I've had ample opportunity to ponder the mysterious instant of death these past few months, ever since the last lap of the Daytona 500 when Dale Earnhardt took what has been called "that awful right turn." Now comes NASCAR's controversial report on the crash.
The 324-page document dissects in minute, moment-by-moment detail the curious collision of circumstances that snapped the life out of my favorite driver. Earnhardt insisted on wearing an open-face helmet rather than the supposedly safer full-face version. His shoulder harness, apparently not installed according to the manufacturer's specifications, shredded under the tremendous pressure of impact and allowed his body to fly farther forward than it would have otherwise. But the coup de grace was a matter of sheer timing, of being in the wrong place at precisely the wrong time: Earnhardt's racecar bumped against another on its way to the retaining wall, twisting his torso, head and helmet to the right and exposing his neck and jaw to the brunt force of the collapsible steering wheel. If that didn't finish him off, the whiplash as the #3 machine rebounded off the wall certainly did.

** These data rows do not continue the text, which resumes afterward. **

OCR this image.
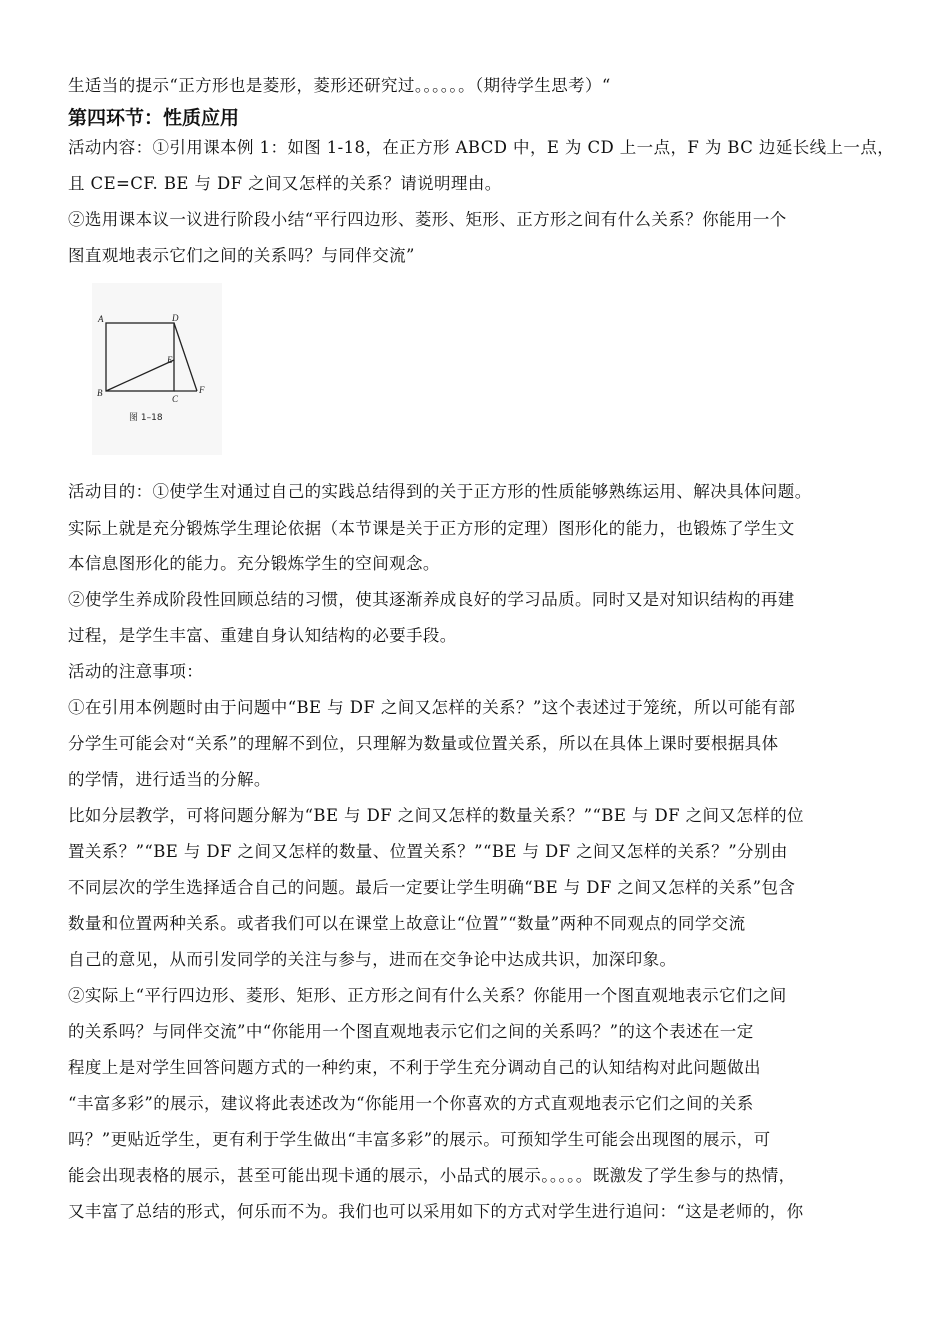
生适当的提示“正方形也是菱形，菱形还研究过。。。。。。（期待学生思考）“
第四环节：性质应用
活动内容：①引用课本例 1：如图 1-18，在正方形 ABCD 中，E 为 CD 上一点，F 为 BC 边延长线上一点，
且 CE=CF. BE 与 DF 之间又怎样的关系？请说明理由。
②选用课本议一议进行阶段小结“平行四边形、菱形、矩形、正方形之间有什么关系？你能用一个
图直观地表示它们之间的关系吗？与同伴交流”
A	D
E
B
C
F
图 1–18
活动目的：①使学生对通过自己的实践总结得到的关于正方形的性质能够熟练运用、解决具体问题。
实际上就是充分锻炼学生理论依据（本节课是关于正方形的定理）图形化的能力，也锻炼了学生文
本信息图形化的能力。充分锻炼学生的空间观念。
②使学生养成阶段性回顾总结的习惯，使其逐渐养成良好的学习品质。同时又是对知识结构的再建
过程，是学生丰富、重建自身认知结构的必要手段。
活动的注意事项：
①在引用本例题时由于问题中“BE 与 DF 之间又怎样的关系？”这个表述过于笼统，所以可能有部
分学生可能会对“关系”的理解不到位，只理解为数量或位置关系，所以在具体上课时要根据具体
的学情，进行适当的分解。
比如分层教学，可将问题分解为“BE 与 DF 之间又怎样的数量关系？”“BE 与 DF 之间又怎样的位
置关系？”“BE 与 DF 之间又怎样的数量、位置关系？”“BE 与 DF 之间又怎样的关系？”分别由
不同层次的学生选择适合自己的问题。最后一定要让学生明确“BE 与 DF 之间又怎样的关系”包含
数量和位置两种关系。或者我们可以在课堂上故意让“位置”“数量”两种不同观点的同学交流
自己的意见，从而引发同学的关注与参与，进而在交争论中达成共识，加深印象。
②实际上“平行四边形、菱形、矩形、正方形之间有什么关系？你能用一个图直观地表示它们之间
的关系吗？与同伴交流”中“你能用一个图直观地表示它们之间的关系吗？”的这个表述在一定
程度上是对学生回答问题方式的一种约束，不利于学生充分调动自己的认知结构对此问题做出
“丰富多彩”的展示，建议将此表述改为“你能用一个你喜欢的方式直观地表示它们之间的关系
吗？”更贴近学生，更有利于学生做出“丰富多彩”的展示。可预知学生可能会出现图的展示，可
能会出现表格的展示，甚至可能出现卡通的展示，小品式的展示。。。。。既激发了学生参与的热情，
又丰富了总结的形式，何乐而不为。我们也可以采用如下的方式对学生进行追问：“这是老师的，你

The absence of even one of these factors might have meant Earnhardt would be racing this weekend, bruised but unbowed. The report implies that it was the combination rather than any single element of the crash that brought about his death. Yet the seatbelt maker, Simpson Performance Products, Inc., has cried foul against NASCAR and its official report for placing too much blame on the shredded harness. Simpson claims that if it had been installed properly, the belt would have done what it was supposed to do. This disagreement may well wind up in the courts, but one thing is certain from the get-go: The report, which reads like it's been gone over with a rather pricey lawyer's fine-tooth comb, was presented to the media as if to a jury, so you can bet that in addition to all their justifiable concerns for driver safety, NASCAR is taking every conceivable step to cover its billion-dollar ass.
The only real surprise in the report on the Earnhardt tragedy is that NASCAR recommended but did not require its drivers to wear what is called the HANS device, a restraint system built to hold the head and shoulders in place during an accident and thus lessen the possibility of impact and whiplash. The top brass knows how stubborn its foot soldiers can be, and before the crash at Daytona only a few wore the device. Ironically, Earnhardt never hid his disdain for such "sissy stuff," and it is a measure of how hard his death struck his peers that in a recent race 41 of the 43 drivers strapped themselves into the HANS.
If you've ever been involved in an automobile accident, you may know that uncanny sense of time decelerating and everything flowing by like a slow-motion instant replay. I can't help wondering what Earnhardt was thinking in those last sad moments, but knowing his penchant for stubborn fearlessness, I suspect it went something like, "Aw hell, here we go again. Another smashed car and unfinished race." Ultimately, there's no way to know his final thoughts, any more than we'll ever figure out who was really responsible for his death: the maker of the shoulder harness, the men who installed it, the sport that sanctions such daredevil antics or those of us who pay to flirt vicariously with death. Anyone who follows racing will tell you Earnhardt walked, limped or was carried away from much deadlier-looking wrecks, but in the final analysis, traveling more than of 150 mph, this irresistible force finally met an immovable object.